Last September, I took my first international trip. I spent 2 glorious weeks in Italy and had one of the best meals of my life. When I planned my trip, I decided to spend the majority of my time (nearly a week) in Tuscany. I thought that with my love of food, Tuscany would be the place where I would have my “aha moment.” Don’t get me wrong; I loved everything about Florence. I explored the Mercato Centrale and ate porchetta at Nerbone. I cried at the beauty of The Birth of Venus and got turned on by David. I walked atop the wall around Lucca and noshed on panforte in Siena. I met some lovely people and ate some great food, but I never found that space where I clicked. I never felt truly at home. And then I left Florence and headed to Bologna. This was my town. It’s a city with one foot in the blue collar world and one in academia and both planted firmly in the kitchen.
I was on a budget, so rather than stay in the center of town, my hotel was tucked away in a little side street a few short blocks from the train station. When I got there, I asked the desk attendant for a recommendation for dinner. He told me that a new restaurant had opened next door and he had heard it was amazing. We talked a bit about food and I trusted he knew what he was talking about so I decided to try it.
When I exited the hotel later that evening, I saw a couple heading toward the restaurant. They pushed the button for the doorbell, the garage-style glass-paned door slid open and I followed them inside. They had a reservation, but I didn’t. Happily the host told me not to worry. He stepped down into a tiny sunken dining room next to the host stand and pulled apart two tables that had been set up for a four-top. He sat me at one of the new two-tops and I was suddenly overcome with a sensation that this was going to be a momentous occasion. The other tables in the restaurant were already seated or had reservation signs on them. I had this feeling I was entering an insider’s hidden gem. Goose-bumps sprang up my arms and this zing of excitement scampered throughout my body.
I sat looking up into the waiting area, which was great for people watching. It was set up like a living room with a sofa, a coffee table and built-in bookshelves.

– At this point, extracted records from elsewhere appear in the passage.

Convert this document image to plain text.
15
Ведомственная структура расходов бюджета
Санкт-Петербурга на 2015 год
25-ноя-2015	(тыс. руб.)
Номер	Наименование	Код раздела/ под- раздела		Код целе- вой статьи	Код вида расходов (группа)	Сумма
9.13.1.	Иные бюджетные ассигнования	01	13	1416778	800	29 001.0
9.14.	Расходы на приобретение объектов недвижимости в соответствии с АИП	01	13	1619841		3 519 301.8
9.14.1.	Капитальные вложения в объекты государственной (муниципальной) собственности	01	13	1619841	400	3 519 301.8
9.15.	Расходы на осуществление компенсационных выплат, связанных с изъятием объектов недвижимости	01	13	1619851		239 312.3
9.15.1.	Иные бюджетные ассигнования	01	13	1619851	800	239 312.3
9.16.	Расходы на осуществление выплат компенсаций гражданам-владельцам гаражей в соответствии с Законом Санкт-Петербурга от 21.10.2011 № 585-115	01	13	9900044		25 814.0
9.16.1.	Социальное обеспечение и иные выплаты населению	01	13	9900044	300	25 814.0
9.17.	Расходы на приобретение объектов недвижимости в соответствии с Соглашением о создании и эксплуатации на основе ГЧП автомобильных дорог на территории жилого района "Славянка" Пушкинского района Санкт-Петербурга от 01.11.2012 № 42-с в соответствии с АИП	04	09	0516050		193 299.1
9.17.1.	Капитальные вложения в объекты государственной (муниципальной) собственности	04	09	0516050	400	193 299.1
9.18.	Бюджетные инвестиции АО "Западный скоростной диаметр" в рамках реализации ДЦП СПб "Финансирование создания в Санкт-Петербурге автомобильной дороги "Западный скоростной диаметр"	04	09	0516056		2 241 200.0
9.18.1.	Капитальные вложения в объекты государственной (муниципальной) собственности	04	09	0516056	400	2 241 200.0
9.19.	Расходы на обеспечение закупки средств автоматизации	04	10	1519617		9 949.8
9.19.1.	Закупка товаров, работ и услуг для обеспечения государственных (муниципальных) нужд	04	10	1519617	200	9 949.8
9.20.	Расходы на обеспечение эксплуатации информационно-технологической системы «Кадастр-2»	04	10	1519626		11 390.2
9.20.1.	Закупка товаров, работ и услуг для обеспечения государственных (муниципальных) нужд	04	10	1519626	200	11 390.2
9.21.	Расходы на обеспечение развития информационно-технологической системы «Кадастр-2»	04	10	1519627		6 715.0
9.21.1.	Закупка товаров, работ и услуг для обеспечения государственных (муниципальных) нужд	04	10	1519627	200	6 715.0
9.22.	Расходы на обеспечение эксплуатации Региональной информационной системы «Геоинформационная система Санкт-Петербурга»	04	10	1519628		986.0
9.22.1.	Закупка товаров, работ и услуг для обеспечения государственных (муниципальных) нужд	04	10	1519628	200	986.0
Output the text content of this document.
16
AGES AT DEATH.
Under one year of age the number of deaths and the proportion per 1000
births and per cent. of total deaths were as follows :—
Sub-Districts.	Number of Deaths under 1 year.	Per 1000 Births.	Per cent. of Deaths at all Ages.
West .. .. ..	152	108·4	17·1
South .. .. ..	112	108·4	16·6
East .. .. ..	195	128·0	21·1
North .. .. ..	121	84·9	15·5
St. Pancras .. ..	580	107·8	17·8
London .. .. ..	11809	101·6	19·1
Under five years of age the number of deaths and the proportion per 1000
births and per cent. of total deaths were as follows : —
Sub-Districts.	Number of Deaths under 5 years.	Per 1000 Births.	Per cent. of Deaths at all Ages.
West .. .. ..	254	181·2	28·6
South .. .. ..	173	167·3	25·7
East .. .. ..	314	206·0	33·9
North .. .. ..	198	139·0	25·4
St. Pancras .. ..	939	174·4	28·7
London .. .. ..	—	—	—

There was a second larger dining room on the other side of the host stand and at first I was disappointed I was not seated in there, but that feeling quickly subsided when the host returned with menus and organic prosecco and treated everyone like they were guests in his home. Whether seated right away or made to wait, everyone was poured a glass of prosecco to start.
I learned that Flavio was much more than a host, he was the owner with his partner, Chef Tommaso. And here’s the crazy part: Flavio told me that they had opened their restaurant the day before I arrived! Tommaso and Flavio had owned a restaurant in Zocca, a mountain town in the Province of Modena, but had closed it to open this one in Bologna.
And then the chef’s antipasto plate arrived.
This was a delightful little plate with a slow roasted tomato, some fresh cow’s milk cheese topped with a crispy prosciutto chip, chopped pistachios and the whole thing was drizzled with extra virgin olive oil. The creamy butteriness of the cheese was perfectly in balance with the sweet tomato and salty prosciutto. I loved the surprise addition of the pistachios. It took all of my will power to not lick the plate.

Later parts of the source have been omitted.